Nana menyunggingkan senyum saat menatap Giselle yang tampak serius melakukan yoga untuk ibu hamil di rumah bersama Jendra. Perut yang semakin membesar dan usia kehamilan yang sudah memasuki trimester ketiga membuat pergerakan Giselle terbatas. Karena itulah, Giselle dan Jendra memutuskan memanggil instruktur yoga secara privat ke rumah demi kenyamanan dan keamanan.

Nana yang melihat aktivitas Giselle dan Jendra dari kejauhan ikut merasakan kebahagiaannya. Giselle memang sangat menyukai yoga. Wanita cantik yang tengah hamil tujuh bulan itu sangat menikmati setiap gerakan yang dilakukan bersama sang suami.

"Bu Nana kenapa nggak ikut masuk saja? Di sini panas, loh. Biar saya saja yang menyelesaikan semuanya."

Nana menoleh dan menatap Mang Ucup. Bibirnya melengkungkan senyum kepada si tukang kebun yang sangat ramah dan ringan tangan itu.

"Saya di sini saja, Mang. Mau nemenin Mang Ucup ngurus bunga-bunga itu," jawab Nana dengan senyum lebarnya. Matanya bahkan sampai menyipit karena saking lebarnya senyum yang diberikan kepada si tukang kebun. Ia memang rutin membantu Mang Ucup merawat taman kecil di samping rumah. Selain karena memang suka bunga, Nana melakukan itu untuk melepas stresnya. Berada di rumah seharian dengan akses yang dibatasi oleh Jendra, cukup membuat Nana jenuh. Sebelum pikirannya kacau karena sering berdiam diri, akhirnya Nana ikut melakukan semua pekerjaan rumah termasuk membersihkan dan merawat taman kecil di samping rumah.

"Nanti Bu Nana bisa item kayak saya kalau terus-terusan kena matahari. Bu Nana yang cantik malah nggak cantik lagi."

Nana tersenyum mendengar gombalan tukang kebunnya. Meski bukan nyonya rumah ini, Nana lumayan dekat dengan semua pekerja di sana. Nana yang memang sering rumah dan berinteraksi dengan mereka membuat hubungan kedekatan mereka terjalin.

"Kulit Mang Ucup itu eksotis, loh. Asli Indonesia banget," puji Nana sembari mengacungkan kedua jempolnya.

Mang Ucup tertawa dan tersipu malu mendengar ucapan sang nyonya. "Ah, Bu Nana bisa saja," ujarnya malu-malu. "Kulit gelap kayak gini, eksotis dari mananya?"

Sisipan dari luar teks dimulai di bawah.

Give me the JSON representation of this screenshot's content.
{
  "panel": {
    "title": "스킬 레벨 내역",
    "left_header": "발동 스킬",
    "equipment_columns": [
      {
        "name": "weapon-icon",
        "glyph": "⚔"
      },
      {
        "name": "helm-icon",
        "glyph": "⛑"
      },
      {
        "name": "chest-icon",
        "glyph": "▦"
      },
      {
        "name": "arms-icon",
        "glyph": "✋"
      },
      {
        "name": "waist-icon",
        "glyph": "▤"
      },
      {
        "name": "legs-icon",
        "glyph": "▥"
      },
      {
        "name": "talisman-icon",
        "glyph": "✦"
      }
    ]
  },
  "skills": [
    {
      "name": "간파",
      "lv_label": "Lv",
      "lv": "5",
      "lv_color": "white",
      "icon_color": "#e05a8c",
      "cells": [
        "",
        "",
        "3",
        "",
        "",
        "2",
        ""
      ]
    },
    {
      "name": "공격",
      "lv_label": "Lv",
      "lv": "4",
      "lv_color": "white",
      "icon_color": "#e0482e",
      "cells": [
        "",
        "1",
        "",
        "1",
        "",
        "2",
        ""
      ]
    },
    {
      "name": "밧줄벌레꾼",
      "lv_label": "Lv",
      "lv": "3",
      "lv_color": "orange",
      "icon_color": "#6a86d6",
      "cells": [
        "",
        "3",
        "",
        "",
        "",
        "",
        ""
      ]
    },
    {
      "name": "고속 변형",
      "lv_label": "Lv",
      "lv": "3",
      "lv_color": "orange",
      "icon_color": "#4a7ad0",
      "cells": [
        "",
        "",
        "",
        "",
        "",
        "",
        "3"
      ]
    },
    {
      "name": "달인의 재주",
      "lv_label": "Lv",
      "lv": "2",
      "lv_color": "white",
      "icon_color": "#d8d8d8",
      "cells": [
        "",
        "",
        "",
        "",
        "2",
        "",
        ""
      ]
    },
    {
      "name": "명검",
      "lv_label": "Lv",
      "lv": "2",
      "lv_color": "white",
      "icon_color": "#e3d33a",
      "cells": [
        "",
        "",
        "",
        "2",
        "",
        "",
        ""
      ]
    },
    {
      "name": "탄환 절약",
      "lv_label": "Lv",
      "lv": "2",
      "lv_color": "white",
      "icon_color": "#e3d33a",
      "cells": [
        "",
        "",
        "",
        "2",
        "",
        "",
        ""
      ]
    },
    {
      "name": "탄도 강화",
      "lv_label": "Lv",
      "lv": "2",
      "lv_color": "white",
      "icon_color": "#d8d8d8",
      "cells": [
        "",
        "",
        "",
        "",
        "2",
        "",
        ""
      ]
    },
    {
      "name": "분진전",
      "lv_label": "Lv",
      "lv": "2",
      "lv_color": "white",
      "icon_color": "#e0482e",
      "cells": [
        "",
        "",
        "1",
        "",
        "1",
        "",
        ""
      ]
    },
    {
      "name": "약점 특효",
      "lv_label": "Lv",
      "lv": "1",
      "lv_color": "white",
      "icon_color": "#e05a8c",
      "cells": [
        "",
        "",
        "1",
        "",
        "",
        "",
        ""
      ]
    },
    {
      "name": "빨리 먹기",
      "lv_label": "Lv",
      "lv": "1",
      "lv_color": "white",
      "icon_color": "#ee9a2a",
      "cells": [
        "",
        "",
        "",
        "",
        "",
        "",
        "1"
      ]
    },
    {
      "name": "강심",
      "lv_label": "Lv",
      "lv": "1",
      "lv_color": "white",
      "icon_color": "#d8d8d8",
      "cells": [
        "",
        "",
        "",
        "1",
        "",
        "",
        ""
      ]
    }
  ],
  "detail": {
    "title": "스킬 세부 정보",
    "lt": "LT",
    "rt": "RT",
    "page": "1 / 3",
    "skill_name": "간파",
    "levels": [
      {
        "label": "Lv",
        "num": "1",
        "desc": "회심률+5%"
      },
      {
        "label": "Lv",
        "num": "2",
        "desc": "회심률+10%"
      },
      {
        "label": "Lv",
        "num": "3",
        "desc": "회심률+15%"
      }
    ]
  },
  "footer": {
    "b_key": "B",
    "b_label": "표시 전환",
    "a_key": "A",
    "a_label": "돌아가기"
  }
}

Nana tertawa kecil melihat ekspresi tukang kebunnya itu. Mang Ucup yang seusia Papa Jeff itu, sudah Nana anggap seperti ayah sendiri. Pria asli Tasikmalaya itu memang sengaja merantau ke Jakarta demi anak istri. Nana pernah sekali bertemu dengan keluarga Mang Ucup yang datang berkujung ke Jakarta karena putrinya sedang libur sekolah.

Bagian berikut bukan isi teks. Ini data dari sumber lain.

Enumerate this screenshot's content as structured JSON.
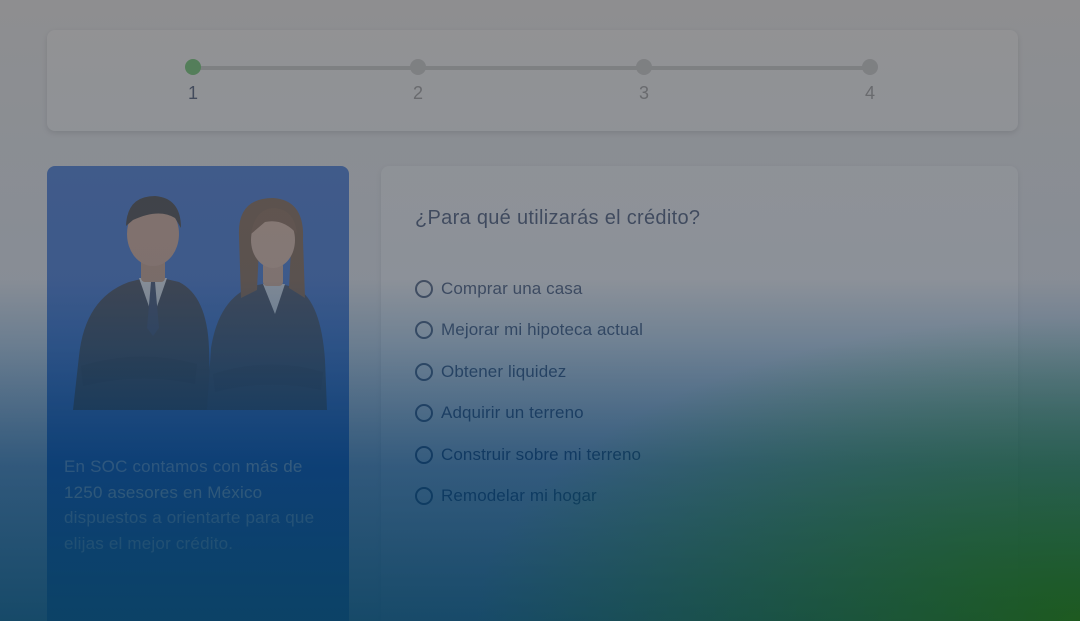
{
  "stepper": {
    "steps": [
      {
        "label": "1",
        "active": true
      },
      {
        "label": "2",
        "active": false
      },
      {
        "label": "3",
        "active": false
      },
      {
        "label": "4",
        "active": false
      }
    ]
  },
  "promo": {
    "text_intro": "En SOC contamos con ",
    "text_highlight": "más de 1250 asesores en México",
    "text_rest": " dispuestos a orientarte para que elijas el mejor crédito."
  },
  "question": {
    "title": "¿Para qué utilizarás el crédito?",
    "options": [
      "Comprar una casa",
      "Mejorar mi hipoteca actual",
      "Obtener liquidez",
      "Adquirir un terreno",
      "Construir sobre mi terreno",
      "Remodelar mi hogar"
    ]
  },
  "colors": {
    "accent_green": "#4cc452",
    "navy_text": "#1d3058",
    "promo_blue": "#1a5fd9"
  }
}
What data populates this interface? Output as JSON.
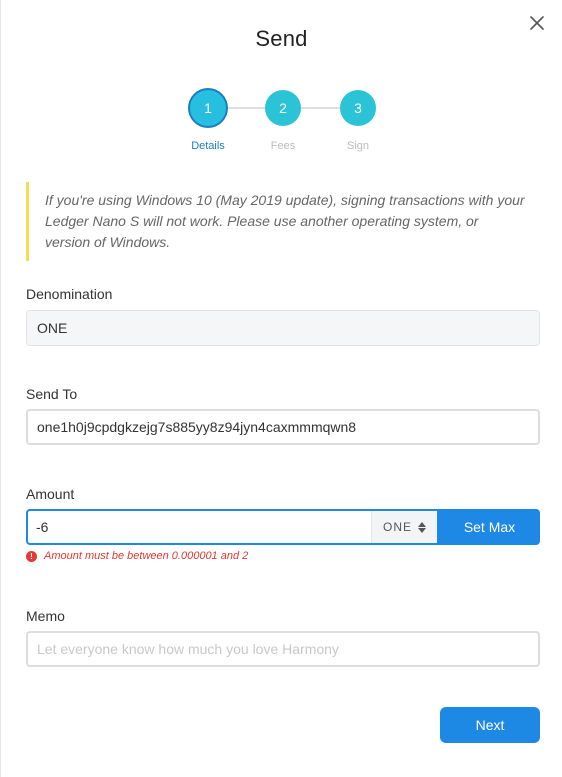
{
  "modal": {
    "title": "Send",
    "close_icon": "close-icon"
  },
  "stepper": {
    "steps": [
      {
        "number": "1",
        "label": "Details",
        "active": true
      },
      {
        "number": "2",
        "label": "Fees",
        "active": false
      },
      {
        "number": "3",
        "label": "Sign",
        "active": false
      }
    ]
  },
  "warning": {
    "text": "If you're using Windows 10 (May 2019 update), signing transactions with your Ledger Nano S will not work. Please use another operating system, or version of Windows."
  },
  "denomination": {
    "label": "Denomination",
    "value": "ONE"
  },
  "send_to": {
    "label": "Send To",
    "value": "one1h0j9cpdgkzejg7s885yy8z94jyn4caxmmmqwn8"
  },
  "amount": {
    "label": "Amount",
    "value": "-6",
    "unit": "ONE",
    "set_max_label": "Set Max",
    "error": "Amount must be between 0.000001 and 2"
  },
  "memo": {
    "label": "Memo",
    "placeholder": "Let everyone know how much you love Harmony"
  },
  "footer": {
    "next_label": "Next"
  },
  "colors": {
    "primary": "#1e88e5",
    "step": "#2bc3d6",
    "error": "#e53935",
    "warning_border": "#f5dd4e"
  }
}
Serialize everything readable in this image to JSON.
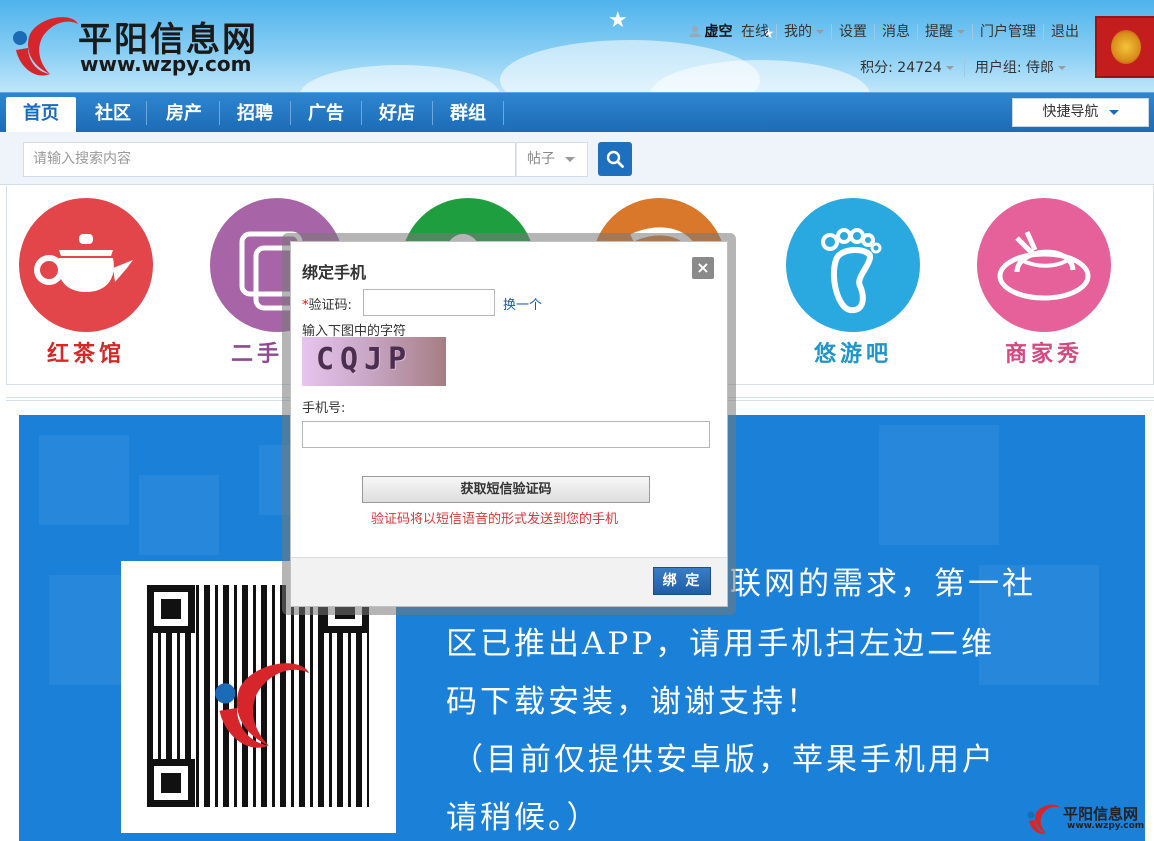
{
  "site": {
    "title": "平阳信息网",
    "url": "www.wzpy.com"
  },
  "userbar": {
    "username": "虚空",
    "status": "在线",
    "mine": "我的",
    "settings": "设置",
    "messages": "消息",
    "reminders": "提醒",
    "portal_admin": "门户管理",
    "logout": "退出",
    "points": "积分: 24724",
    "usergroup": "用户组: 侍郎"
  },
  "nav": {
    "items": [
      "首页",
      "社区",
      "房产",
      "招聘",
      "广告",
      "好店",
      "群组"
    ],
    "active": "首页",
    "quick_nav": "快捷导航"
  },
  "search": {
    "placeholder": "请输入搜索内容",
    "type": "帖子"
  },
  "categories": [
    {
      "label": "红茶馆",
      "color": "#e2454a",
      "label_color": "#d62828",
      "icon": "teapot-icon"
    },
    {
      "label": "二手",
      "color": "#a765a8",
      "label_color": "#8e4a8e",
      "icon": "sofa-icon"
    },
    {
      "label": "",
      "color": "#1e9e3e",
      "label_color": "#1e9e3e",
      "icon": "cloud-icon"
    },
    {
      "label": "",
      "color": "#d9782a",
      "label_color": "#d9782a",
      "icon": "chat-icon"
    },
    {
      "label": "悠游吧",
      "color": "#2aa9e0",
      "label_color": "#1f95c9",
      "icon": "footprint-icon"
    },
    {
      "label": "商家秀",
      "color": "#e6609a",
      "label_color": "#d54880",
      "icon": "hat-icon"
    }
  ],
  "banner": {
    "lines": [
      "联网的需求，第一社",
      "区已推出APP，请用手机扫左边二维",
      "码下载安装，谢谢支持！",
      "（目前仅提供安卓版，苹果手机用户",
      "请稍候。）"
    ],
    "watermark_title": "平阳信息网",
    "watermark_url": "www.wzpy.com"
  },
  "modal": {
    "title": "绑定手机",
    "code_label": "验证码:",
    "required_mark": "*",
    "change_link": "换一个",
    "captcha_hint": "输入下图中的字符",
    "captcha_text": "CQJP",
    "phone_label": "手机号:",
    "sms_button": "获取短信验证码",
    "sms_note": "验证码将以短信语音的形式发送到您的手机",
    "bind_button": "绑 定",
    "close": "×"
  }
}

"Gimana kabar Ririn, Mang?" Nana mencoba mengubah topik pembicaraan, tetapi tangannya masih sibuk mencabuti rumput liar di sekitar bunga-bunga lili kesayangannya.

"Sudah mulai ujian-ujian di sekolah, Bu," jawab Mang Ucup.

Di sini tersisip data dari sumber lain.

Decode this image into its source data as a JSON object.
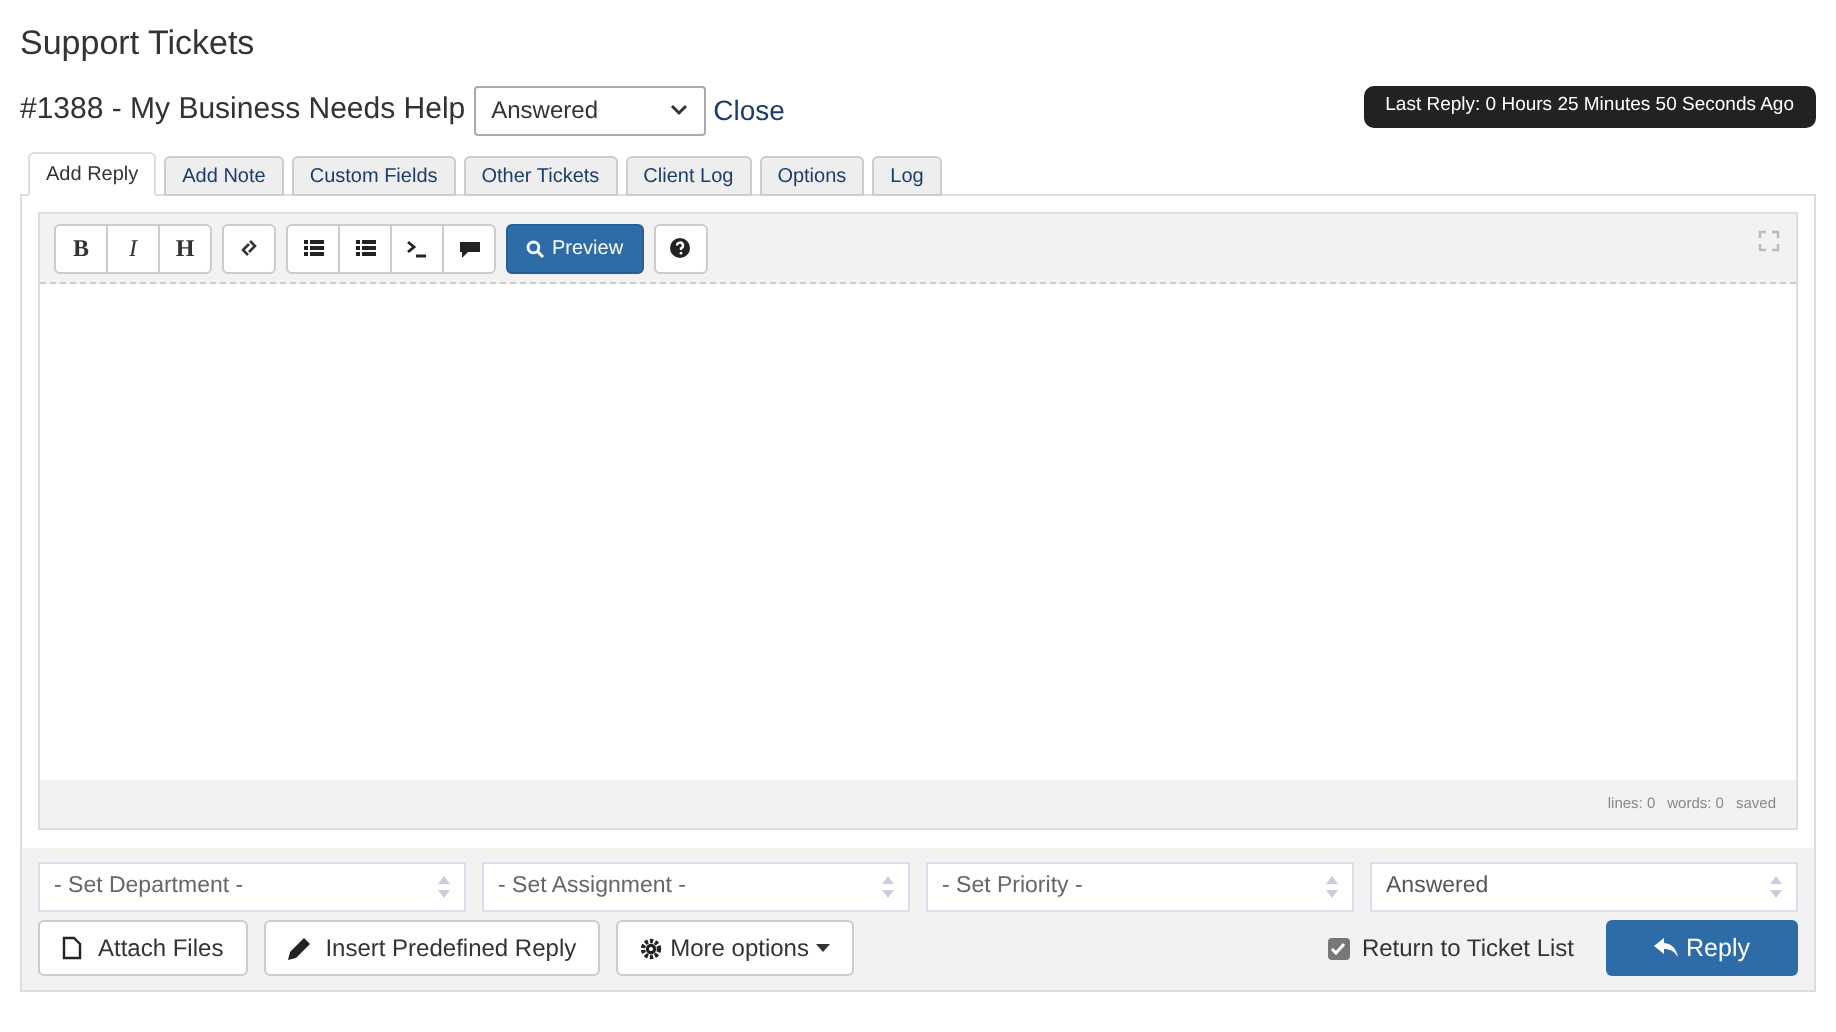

Nana menghentikan pekerjaannya. Ditatapnya pria paruh baya di hadapannya yang sama-sama berjongkok karena membersihkan rumput liar. "Gimana dengan tawaran saya? Sudah Mang Ucup pikirkan?"

Mang Ucup menghentikan kegiatannya. Tatapannya menerawang. Beberapa bulan lalu saat istri dan putri Mang Ucup berkunjung, Nana sempat menawarkan beasiswa untuk putri satu-satunya Mang ucup itu. Nana merasa, sangat rugi jika menyia-nyiakan kepintaran Ririn. Mang Ucup dan istrinya memang berniat menyuruh putrinya itu langsung bekerja saja setelah lulus SMA. Nana yang menangkap raut kecewa Ririn pun menawarkan beasiswa itu. Ia tahu perasaan gadis berusia tujuh belas tahun itu. Ririn sebenarnya ingin kuliah, tetapi keadaan tidak mendukungnya. Akhirnya, ia hanya menuruti apa yang dikatakan kedua orang tuanya.

"Bagaimana, Mang?" tanya Nana lagi untuk memastikan. Ia tahu Mang Ucup tengah bimbang. Namun, demi masa depan Ririn, Nana harus terus mendesak tukang kebunnya itu.

"Saya sama istri merasa nggak enak sama Bu Nana," ujar Mang Ucup ragu. "Jadi, kami, teh, nggak bisa terima tawaran itu."

Nana mengerutkan dahinya. "Kenapa nggak diterima, Mang? Jangan merasa nggak enak. Semua pekerja di sini juga menerima hal yang sama, kok," ujar Nana tak terima dengan keputusan tukang kebunnya itu. "Saya dulu pernah berada di posisi seperti Ririn. Hanya demi kuliah, saya rela melakukan apa saja termasuk bekerja paruh waktu. Saya juga mengajukan beberapa beasiswa untuk meringankan semua biaya kuliah yang waktu itu memang sangat mahal bagi saya."